Gracias a la relación inter temporal que la narración histórica establece se preserva la memoria como
hogar de la conciencia de un individuo o pueblo. Se crea el contexto objetivo donde se expresan modos de
pensar, representar el mundo, creencia e ideologías. Esta dialéctica del tiempo ha sido esencial en la
configuración de la identidad individual y colectiva. Toda narración, está marcada por su época. En el
estallido actual e las formas y modelos de representación del tiempo, el sentido histórico de una obra es
más ambiguo y contradictorio.
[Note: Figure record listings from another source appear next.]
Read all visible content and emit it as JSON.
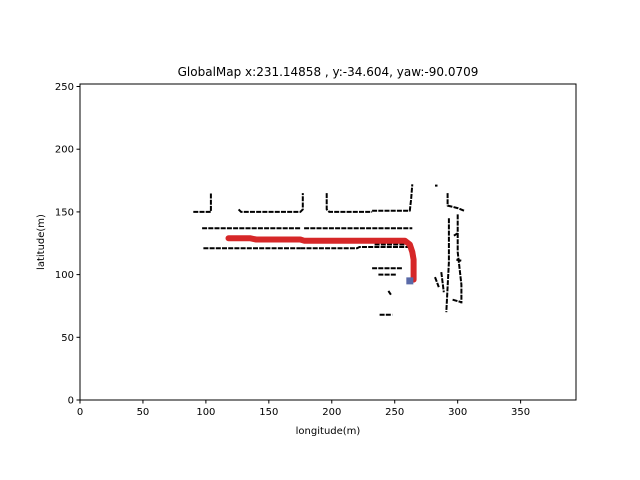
{
  "chart_data": {
    "type": "scatter",
    "title": "GlobalMap x:231.14858 , y:-34.604, yaw:-90.0709",
    "xlabel": "longitude(m)",
    "ylabel": "latitude(m)",
    "xlim": [
      0,
      394
    ],
    "ylim": [
      0,
      252
    ],
    "xticks": [
      0,
      50,
      100,
      150,
      200,
      250,
      300,
      350
    ],
    "yticks": [
      0,
      50,
      100,
      150,
      200,
      250
    ],
    "grid": false,
    "series": [
      {
        "name": "map-obstacles",
        "color": "#000000",
        "segments": [
          [
            [
              90,
              150
            ],
            [
              104,
              150
            ],
            [
              104,
              165
            ]
          ],
          [
            [
              126,
              152
            ],
            [
              128,
              150
            ],
            [
              175,
              150
            ],
            [
              177,
              152
            ],
            [
              177,
              165
            ]
          ],
          [
            [
              196,
              165
            ],
            [
              196,
              152
            ],
            [
              198,
              150
            ],
            [
              232,
              150
            ]
          ],
          [
            [
              232,
              151
            ],
            [
              262,
              151
            ],
            [
              263,
              160
            ],
            [
              264,
              172
            ]
          ],
          [
            [
              97,
              137
            ],
            [
              175,
              137
            ]
          ],
          [
            [
              178,
              137
            ],
            [
              264,
              137
            ]
          ],
          [
            [
              98,
              121
            ],
            [
              175,
              121
            ]
          ],
          [
            [
              175,
              121
            ],
            [
              220,
              121
            ],
            [
              222,
              122
            ],
            [
              262,
              122
            ]
          ],
          [
            [
              234,
              124
            ],
            [
              258,
              124
            ]
          ],
          [
            [
              292,
              165
            ],
            [
              292,
              155
            ],
            [
              300,
              153
            ],
            [
              305,
              151
            ]
          ],
          [
            [
              293,
              145
            ],
            [
              293,
              110
            ],
            [
              292,
              90
            ],
            [
              291,
              70
            ]
          ],
          [
            [
              300,
              148
            ],
            [
              300,
              118
            ],
            [
              303,
              92
            ],
            [
              303,
              77
            ]
          ],
          [
            [
              232,
              105
            ],
            [
              256,
              105
            ]
          ],
          [
            [
              237,
              100
            ],
            [
              251,
              100
            ]
          ],
          [
            [
              282,
              98
            ],
            [
              285,
              90
            ]
          ],
          [
            [
              287,
              102
            ],
            [
              289,
              86
            ]
          ],
          [
            [
              296,
              80
            ],
            [
              303,
              78
            ]
          ],
          [
            [
              238,
              68
            ],
            [
              248,
              68
            ]
          ],
          [
            [
              245,
              87
            ],
            [
              247,
              84
            ]
          ],
          [
            [
              282,
              171
            ],
            [
              284,
              171
            ]
          ],
          [
            [
              297,
              131
            ],
            [
              300,
              133
            ]
          ],
          [
            [
              299,
              112
            ],
            [
              303,
              111
            ]
          ]
        ]
      },
      {
        "name": "trajectory",
        "color": "#d62728",
        "points": [
          [
            118,
            129
          ],
          [
            135,
            129
          ],
          [
            140,
            128
          ],
          [
            175,
            128
          ],
          [
            178,
            127
          ],
          [
            225,
            127
          ],
          [
            250,
            127
          ],
          [
            258,
            127
          ],
          [
            262,
            124
          ],
          [
            264,
            118
          ],
          [
            265,
            112
          ],
          [
            265,
            96
          ]
        ]
      },
      {
        "name": "current-pose",
        "color": "#5a6aa8",
        "points": [
          [
            262,
            95
          ]
        ]
      }
    ]
  }
}
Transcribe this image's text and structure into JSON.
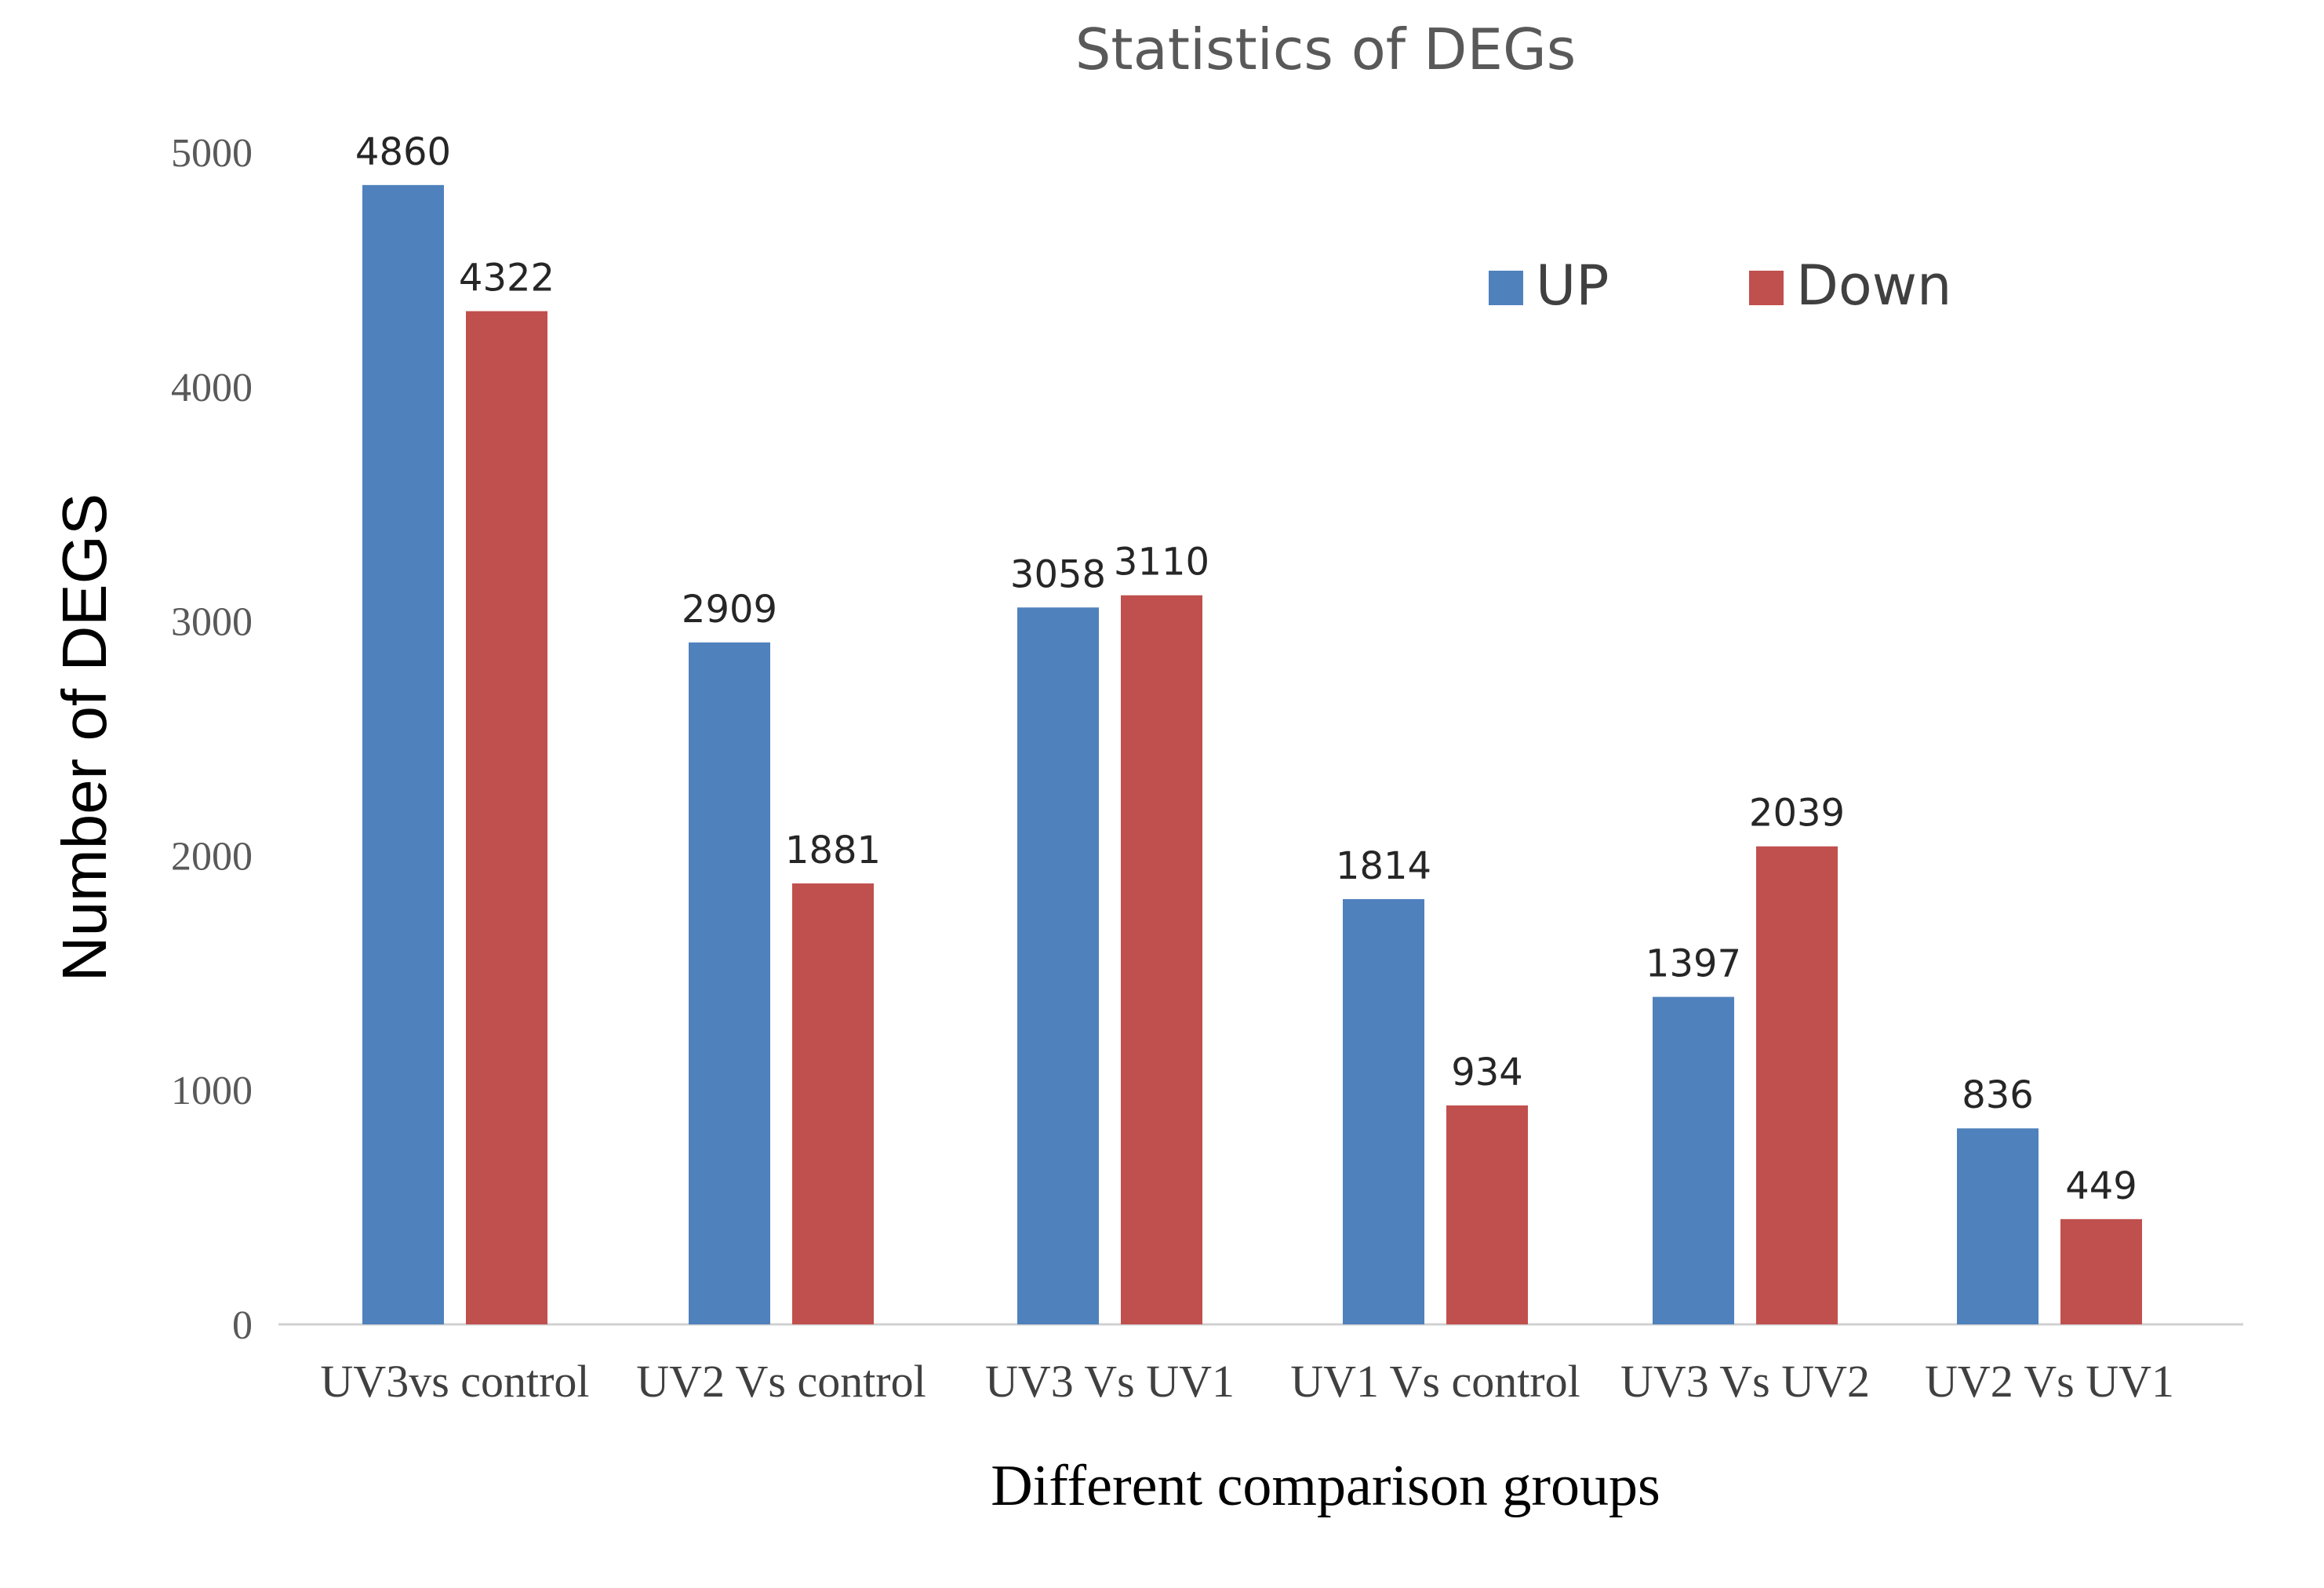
{
  "chart_data": {
    "type": "bar",
    "title": "Statistics of DEGs",
    "xlabel": "Different comparison groups",
    "ylabel": "Number of DEGS",
    "categories": [
      "UV3vs control",
      "UV2 Vs control",
      "UV3 Vs UV1",
      "UV1 Vs control",
      "UV3 Vs UV2",
      "UV2 Vs UV1"
    ],
    "series": [
      {
        "name": "UP",
        "color": "#4F81BD",
        "values": [
          4860,
          2909,
          3058,
          1814,
          1397,
          836
        ]
      },
      {
        "name": "Down",
        "color": "#C0504D",
        "values": [
          4322,
          1881,
          3110,
          934,
          2039,
          449
        ]
      }
    ],
    "ylim": [
      0,
      5000
    ],
    "yticks": [
      "0",
      "1000",
      "2000",
      "3000",
      "4000",
      "5000"
    ],
    "grid": false,
    "legend_position": "top-right"
  }
}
Esto notorio a partir del momento en que las formas del tiempo de la
conciencia individual, con las que se asocial la ficción, y el tiempo de la conciencia colectiva, al que se
atenía la historiografía tradicional, han intercambiado buena parte de sus roles. Para entender este proceso
de combinación, es importante recordar que la historiografía empieza done termina la memoria de
generaciones capaces de testimoniar en “vivo y en directo” sobre una época, lejos de los relatos de quienes
podían decir “yo lo vi, yo lo escuché decir”. La verdadera historia se elabora a partir de ese límite, distancia
y espesor temporal que parece garantizar con su método regresivo la verdadera objetividad.
En la ficción, el tiempo se representa a través de vivencia, de diálogos y de la percepción de conciencias
individuales, donde las experiencias de los personajes, tanto de actores como de testigos, se viven como un
tiempo actualizado. La inserción de la conciencia individual en el seno del pasado colectivo ha sido
considerada un privilegio de la literatura, recurso narrativo que le otorga una mayor verosimilitud.
El interés por el destino individual en el seno de un devenir histórico explica el sentimiento de la
existencia de un tiempo individual e la representación del tiempo colectivo compartido por un espacio
común y la creciente importancia de un tiempo psicológico como componente esencial del tiempo cultural.
Se prefiere la “memoria viva” por considerarla más auténtica y verdadera que la historia que la manipula al
ajustar el pasado, a forzar los límites de la estructura del relato que lo configura. De ahí, el auge de los
relatos de vida, donde el tiempo individual se integra al colectivo.